なんでもかんでもドローン輸送にするのではなく、運ぶものに応じて大型トラックがよかったり、軽自動車が良かったり、いろんな選択肢がある中の一つとして、緊急性や速達性が求められるところでドローンが活用できるのではないかと考えられます。

日本は課題先進国と言われており、先進国の中でも最もはやく人口減少に転じたり、インフラ老朽化も進んでいて、これらの課題をドローンで解決できれば、世界に先んじたソリューションを作り上げられると期待されます。

今のところドローン技術は中国の方が進んでいますが、中国製のドローンは情報をどこまで取られるか分からないという不安があり、日本の技術に期待する国は多いんだとか。

私たちにできること

いま、ドローン産業はとても人手不足です。自動車産業と同じくらいの大きな産業がゼロから立ち上がろうとしています。30年前にインターネットが立ち上がったころと同じような、新しい未来のスタート地点にいます。もしドローンに興味を持った方がいれば、是非ともご協力ください。

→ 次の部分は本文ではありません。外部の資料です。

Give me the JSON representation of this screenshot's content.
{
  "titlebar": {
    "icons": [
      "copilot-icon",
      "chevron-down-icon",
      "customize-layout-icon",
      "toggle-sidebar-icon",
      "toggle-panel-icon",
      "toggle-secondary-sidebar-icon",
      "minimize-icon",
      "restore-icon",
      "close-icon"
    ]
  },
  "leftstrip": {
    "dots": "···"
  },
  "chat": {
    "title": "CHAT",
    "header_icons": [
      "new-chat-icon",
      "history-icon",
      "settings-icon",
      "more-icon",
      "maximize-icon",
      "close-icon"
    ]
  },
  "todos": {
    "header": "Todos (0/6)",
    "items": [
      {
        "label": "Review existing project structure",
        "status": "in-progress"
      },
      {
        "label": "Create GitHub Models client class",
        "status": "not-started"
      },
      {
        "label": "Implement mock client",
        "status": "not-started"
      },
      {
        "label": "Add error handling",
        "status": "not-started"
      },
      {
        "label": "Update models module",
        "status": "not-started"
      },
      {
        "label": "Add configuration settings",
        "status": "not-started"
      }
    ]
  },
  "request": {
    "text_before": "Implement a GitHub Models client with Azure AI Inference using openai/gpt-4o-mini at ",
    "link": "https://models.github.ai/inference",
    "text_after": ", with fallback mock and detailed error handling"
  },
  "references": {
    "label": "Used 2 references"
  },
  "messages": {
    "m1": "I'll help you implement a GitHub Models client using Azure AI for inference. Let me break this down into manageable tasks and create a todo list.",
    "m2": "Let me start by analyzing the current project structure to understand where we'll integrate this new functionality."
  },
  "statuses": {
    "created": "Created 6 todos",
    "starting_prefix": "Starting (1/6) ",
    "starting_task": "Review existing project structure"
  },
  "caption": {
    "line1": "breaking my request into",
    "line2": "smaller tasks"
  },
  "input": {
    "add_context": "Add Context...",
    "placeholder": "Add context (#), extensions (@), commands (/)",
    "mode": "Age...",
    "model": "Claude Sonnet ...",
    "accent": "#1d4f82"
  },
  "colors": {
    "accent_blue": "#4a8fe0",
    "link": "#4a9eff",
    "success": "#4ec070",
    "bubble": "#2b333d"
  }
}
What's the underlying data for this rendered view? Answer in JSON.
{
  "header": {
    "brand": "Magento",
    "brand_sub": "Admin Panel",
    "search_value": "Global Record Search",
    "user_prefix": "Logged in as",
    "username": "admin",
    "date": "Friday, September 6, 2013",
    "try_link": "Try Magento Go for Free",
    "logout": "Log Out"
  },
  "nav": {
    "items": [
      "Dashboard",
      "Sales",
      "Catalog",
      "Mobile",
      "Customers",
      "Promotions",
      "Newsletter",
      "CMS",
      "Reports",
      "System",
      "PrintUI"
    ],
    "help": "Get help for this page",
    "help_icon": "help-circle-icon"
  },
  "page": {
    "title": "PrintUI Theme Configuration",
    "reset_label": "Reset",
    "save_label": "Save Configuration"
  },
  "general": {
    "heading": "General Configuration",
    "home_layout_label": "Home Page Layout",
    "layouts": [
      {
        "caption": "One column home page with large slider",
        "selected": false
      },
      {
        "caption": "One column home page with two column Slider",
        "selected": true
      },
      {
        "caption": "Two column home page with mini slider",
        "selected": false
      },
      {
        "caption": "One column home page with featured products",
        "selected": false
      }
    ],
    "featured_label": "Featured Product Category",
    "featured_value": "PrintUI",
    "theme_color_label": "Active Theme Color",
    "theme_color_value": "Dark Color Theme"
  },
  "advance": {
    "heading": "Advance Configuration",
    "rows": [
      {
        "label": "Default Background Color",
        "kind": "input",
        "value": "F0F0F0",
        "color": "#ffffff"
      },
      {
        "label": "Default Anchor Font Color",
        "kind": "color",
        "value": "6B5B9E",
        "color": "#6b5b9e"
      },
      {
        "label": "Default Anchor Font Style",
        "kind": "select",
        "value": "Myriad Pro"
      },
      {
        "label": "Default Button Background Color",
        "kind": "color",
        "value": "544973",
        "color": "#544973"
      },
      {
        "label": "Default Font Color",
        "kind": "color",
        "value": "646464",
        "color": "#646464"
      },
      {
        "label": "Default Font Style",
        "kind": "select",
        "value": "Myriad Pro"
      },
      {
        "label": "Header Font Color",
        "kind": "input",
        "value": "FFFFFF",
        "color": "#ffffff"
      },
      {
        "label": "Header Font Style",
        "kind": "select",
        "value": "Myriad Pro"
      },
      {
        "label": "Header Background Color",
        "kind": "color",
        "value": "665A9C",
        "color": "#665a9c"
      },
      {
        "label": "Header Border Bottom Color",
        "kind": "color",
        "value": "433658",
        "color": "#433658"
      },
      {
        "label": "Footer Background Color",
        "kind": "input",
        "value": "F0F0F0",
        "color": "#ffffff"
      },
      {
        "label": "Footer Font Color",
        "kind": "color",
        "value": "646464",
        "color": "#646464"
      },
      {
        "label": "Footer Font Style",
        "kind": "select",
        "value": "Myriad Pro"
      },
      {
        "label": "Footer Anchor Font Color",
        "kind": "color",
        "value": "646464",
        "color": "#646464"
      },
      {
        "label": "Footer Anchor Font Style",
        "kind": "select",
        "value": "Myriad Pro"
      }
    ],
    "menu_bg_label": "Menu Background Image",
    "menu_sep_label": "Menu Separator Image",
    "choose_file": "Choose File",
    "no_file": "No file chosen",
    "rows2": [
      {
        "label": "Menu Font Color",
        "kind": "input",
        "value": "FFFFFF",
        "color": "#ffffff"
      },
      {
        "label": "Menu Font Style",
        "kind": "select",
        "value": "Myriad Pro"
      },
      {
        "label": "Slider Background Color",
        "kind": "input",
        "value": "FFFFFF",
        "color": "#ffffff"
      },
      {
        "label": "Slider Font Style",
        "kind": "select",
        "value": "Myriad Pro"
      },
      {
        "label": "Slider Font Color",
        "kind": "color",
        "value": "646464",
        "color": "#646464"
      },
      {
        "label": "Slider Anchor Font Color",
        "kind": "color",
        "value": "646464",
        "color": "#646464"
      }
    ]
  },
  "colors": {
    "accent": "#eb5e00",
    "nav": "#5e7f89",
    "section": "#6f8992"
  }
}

直近の課題は、ラストワンマイルと言われる個人宅への個別配送をどうやって進めていくか。そしてその先の大きな目標としては、ドローンをただ不便の解消に使うのではなく、ドローンを使うことで新しく豊かな暮らしを提供できるようになること。今までできなかった新しいライフスタイルを提供することです。

これからどんどん発展していくドローン産業を、どうぞよろしくお願いいたします。

感想

私は、ドローンって要するにラジコンでしょう、くらいにしか思っていませんでしたが、話を聞くとすごく多様な未来が想像されていて、とてもワクワクしてきました。まず、それだけ人をワクワクさせる未来を描いて説明できるということがすごいなぁ、と思いました。

課題もまだまだ多いですが、特に新しいことを始めるときの壁となりやすい法規制についても、積極的に改正に向けて働きかけているというのがすごいと思いました。それだけ価値があると思わせられるから、国を動かすこともできるわけで、この熱量は今後ますます目が離せないと思いました。